An SNS has $N$ users - User $1$, User $2$, $\cdots$, User $N$.

Between these $N$ users, there are some relationships - $M$ friendships and $K$ blockships.

For each $i = 1, 2, \cdots, M$, there is a bidirectional friendship between User $A_i$ and User $B_i$.

For each $i = 1, 2, \cdots, K$, there is a bidirectional blockship between User $C_i$ and User $D_i$.

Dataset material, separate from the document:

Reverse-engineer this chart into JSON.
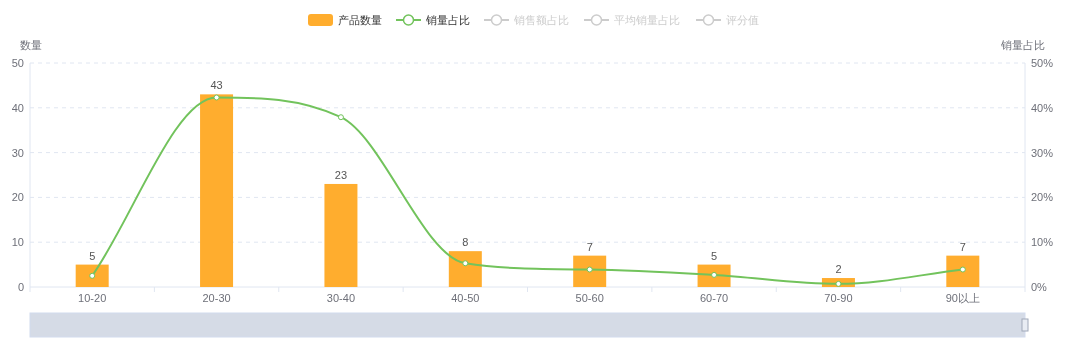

We define User $a$ to be a friend candidate for User $b$ when all of the following four conditions are satisfied:

• $a \neq b$.
• There is not a friendship between User $a$ and User $b$.
• There is not a blockship between User $a$ and User $b$.
• There exists a sequence $c_0, c_1, c_2, \cdots, c_L$ consisting of integers between $1$ and $N$ (inclusive) such that $c_0 = a$, $c_L = b$, and there is a friendship between User $c_i$ and $c_{i+1}$ for each $i = 0, 1, \cdots, L - 1$.

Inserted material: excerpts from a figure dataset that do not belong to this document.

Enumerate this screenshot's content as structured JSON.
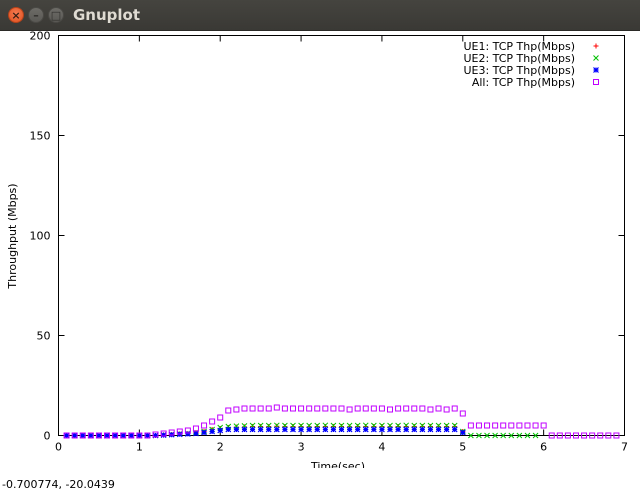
{
  "window": {
    "title": "Gnuplot"
  },
  "status_text": "-0.700774, -20.0439",
  "chart_data": {
    "type": "scatter",
    "title": "",
    "xlabel": "Time(sec)",
    "ylabel": "Throughput (Mbps)",
    "xlim": [
      0,
      7
    ],
    "ylim": [
      0,
      200
    ],
    "xticks": [
      0,
      1,
      2,
      3,
      4,
      5,
      6,
      7
    ],
    "yticks": [
      0,
      50,
      100,
      150,
      200
    ],
    "legend_position": "top-right",
    "series": [
      {
        "name": "UE1: TCP Thp(Mbps)",
        "color": "#ff0000",
        "marker": "plus",
        "x": [
          0.1,
          0.2,
          0.3,
          0.4,
          0.5,
          0.6,
          0.7,
          0.8,
          0.9,
          1.0,
          1.1,
          1.2,
          1.3,
          1.4,
          1.5,
          1.6,
          1.7,
          1.8,
          1.9,
          2.0,
          2.1,
          2.2,
          2.3,
          2.4,
          2.5,
          2.6,
          2.7,
          2.8,
          2.9,
          3.0,
          3.1,
          3.2,
          3.3,
          3.4,
          3.5,
          3.6,
          3.7,
          3.8,
          3.9,
          4.0,
          4.1,
          4.2,
          4.3,
          4.4,
          4.5,
          4.6,
          4.7,
          4.8,
          4.9,
          5.0
        ],
        "y": [
          0,
          0,
          0,
          0,
          0,
          0,
          0,
          0,
          0,
          0,
          0,
          0,
          0.3,
          0.5,
          0.8,
          1.0,
          1.5,
          2.0,
          3.0,
          3.5,
          4.0,
          4.2,
          4.3,
          4.5,
          4.5,
          4.5,
          4.6,
          4.5,
          4.5,
          4.5,
          4.4,
          4.5,
          4.5,
          4.5,
          4.5,
          4.4,
          4.5,
          4.5,
          4.5,
          4.5,
          4.4,
          4.5,
          4.5,
          4.5,
          4.5,
          4.5,
          4.4,
          4.5,
          4.5,
          2.0
        ]
      },
      {
        "name": "UE2: TCP Thp(Mbps)",
        "color": "#00c000",
        "marker": "cross",
        "x": [
          0.1,
          0.2,
          0.3,
          0.4,
          0.5,
          0.6,
          0.7,
          0.8,
          0.9,
          1.0,
          1.1,
          1.2,
          1.3,
          1.4,
          1.5,
          1.6,
          1.7,
          1.8,
          1.9,
          2.0,
          2.1,
          2.2,
          2.3,
          2.4,
          2.5,
          2.6,
          2.7,
          2.8,
          2.9,
          3.0,
          3.1,
          3.2,
          3.3,
          3.4,
          3.5,
          3.6,
          3.7,
          3.8,
          3.9,
          4.0,
          4.1,
          4.2,
          4.3,
          4.4,
          4.5,
          4.6,
          4.7,
          4.8,
          4.9,
          5.0,
          5.1,
          5.2,
          5.3,
          5.4,
          5.5,
          5.6,
          5.7,
          5.8,
          5.9
        ],
        "y": [
          0,
          0,
          0,
          0,
          0,
          0,
          0,
          0,
          0,
          0,
          0,
          0,
          0.3,
          0.5,
          0.8,
          1.0,
          1.5,
          2.0,
          3.0,
          4.0,
          4.5,
          4.7,
          4.8,
          5.0,
          5.0,
          5.0,
          5.1,
          5.0,
          5.0,
          5.0,
          5.0,
          5.0,
          5.1,
          5.0,
          5.0,
          5.0,
          5.0,
          5.1,
          5.0,
          5.0,
          5.0,
          5.0,
          5.1,
          5.0,
          5.0,
          5.0,
          5.0,
          5.0,
          5.0,
          2.0,
          0,
          0,
          0,
          0,
          0,
          0,
          0,
          0,
          0
        ]
      },
      {
        "name": "UE3: TCP Thp(Mbps)",
        "color": "#0000ff",
        "marker": "star",
        "x": [
          0.1,
          0.2,
          0.3,
          0.4,
          0.5,
          0.6,
          0.7,
          0.8,
          0.9,
          1.0,
          1.1,
          1.2,
          1.3,
          1.4,
          1.5,
          1.6,
          1.7,
          1.8,
          1.9,
          2.0,
          2.1,
          2.2,
          2.3,
          2.4,
          2.5,
          2.6,
          2.7,
          2.8,
          2.9,
          3.0,
          3.1,
          3.2,
          3.3,
          3.4,
          3.5,
          3.6,
          3.7,
          3.8,
          3.9,
          4.0,
          4.1,
          4.2,
          4.3,
          4.4,
          4.5,
          4.6,
          4.7,
          4.8,
          4.9,
          5.0
        ],
        "y": [
          0,
          0,
          0,
          0,
          0,
          0,
          0,
          0,
          0,
          0,
          0,
          0,
          0.2,
          0.4,
          0.6,
          0.8,
          1.0,
          1.5,
          2.0,
          2.5,
          3.0,
          3.0,
          3.0,
          3.0,
          3.0,
          3.0,
          3.0,
          3.0,
          3.0,
          3.0,
          3.0,
          3.0,
          3.0,
          3.0,
          3.0,
          3.0,
          3.0,
          3.0,
          3.0,
          3.0,
          3.0,
          3.0,
          3.0,
          3.0,
          3.0,
          3.0,
          3.0,
          3.0,
          3.0,
          1.5
        ]
      },
      {
        "name": "All: TCP Thp(Mbps)",
        "color": "#c000ff",
        "marker": "box",
        "x": [
          0.1,
          0.2,
          0.3,
          0.4,
          0.5,
          0.6,
          0.7,
          0.8,
          0.9,
          1.0,
          1.1,
          1.2,
          1.3,
          1.4,
          1.5,
          1.6,
          1.7,
          1.8,
          1.9,
          2.0,
          2.1,
          2.2,
          2.3,
          2.4,
          2.5,
          2.6,
          2.7,
          2.8,
          2.9,
          3.0,
          3.1,
          3.2,
          3.3,
          3.4,
          3.5,
          3.6,
          3.7,
          3.8,
          3.9,
          4.0,
          4.1,
          4.2,
          4.3,
          4.4,
          4.5,
          4.6,
          4.7,
          4.8,
          4.9,
          5.0,
          5.1,
          5.2,
          5.3,
          5.4,
          5.5,
          5.6,
          5.7,
          5.8,
          5.9,
          6.0,
          6.1,
          6.2,
          6.3,
          6.4,
          6.5,
          6.6,
          6.7,
          6.8,
          6.9
        ],
        "y": [
          0,
          0,
          0,
          0,
          0,
          0,
          0,
          0,
          0,
          0,
          0,
          0.5,
          1.0,
          1.5,
          2.0,
          2.5,
          3.5,
          5.0,
          7.0,
          9.0,
          12.5,
          13.0,
          13.5,
          13.5,
          13.5,
          13.5,
          14.0,
          13.5,
          13.5,
          13.5,
          13.5,
          13.5,
          13.5,
          13.5,
          13.5,
          13.0,
          13.5,
          13.5,
          13.5,
          13.5,
          13.0,
          13.5,
          13.5,
          13.5,
          13.5,
          13.0,
          13.5,
          13.0,
          13.5,
          11.0,
          5.0,
          5.0,
          5.0,
          5.0,
          5.0,
          5.0,
          5.0,
          5.0,
          5.0,
          5.0,
          0,
          0,
          0,
          0,
          0,
          0,
          0,
          0,
          0
        ]
      }
    ]
  }
}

For each user $i = 1, 2, ... N$, how many friend candidates does it have?

Constraints

• All values in input are integers.
• $2 ≤ N ≤ 10^5$
• $0 \leq M \leq 10^5$
• $0 \leq K \leq 10^5$
• $1 \leq A_i, B_i \leq N$
• $A_i \neq B_i$
• $1 \leq C_i, D_i \leq N$
• $C_i \neq D_i$
• $(A_i, B_i) \neq (A_j, B_j) (i \neq j)$
• $(A_i, B_i) \neq (B_j, A_j)$
• $(C_i, D_i) \neq (C_j, D_j) (i \neq j)$
• $(C_i, D_i) \neq (D_j, C_j)$
• $(A_i, B_i) \neq (C_j, D_j)$
• $(A_i, B_i) \neq (D_j, C_j)$

Sample Input 1

4 4 1
2 1
1 3
3 2
3 4
4 1

Sample Output 1

0 1 0 1

There is a friendship between User $2$ and $3$, and between $3$ and $4$. Also, there is no friendship or blockship between User $2$ and $4$. Thus, User $4$ is a friend candidate for User $2$.

However, neither User $1$ or $3$ is a friend candidate for User $2$, so User $2$ has one friend candidate.

Sample Input 2

5 10 0
1 2
1 3
1 4
1 5
3 2
2 4
2 5
4 3
5 3
4 5

Sample Output 2

0 0 0 0 0

Everyone is a friend of everyone else and has no friend candidate.

Sample Input 3

10 9 3
10 1
6 7
8 2
2 5
8 4
7 3
10 9
6 4
5 8
2 6
7 5
3 1

Sample Output 3

1 3 5 4 3 3 3 3 1 0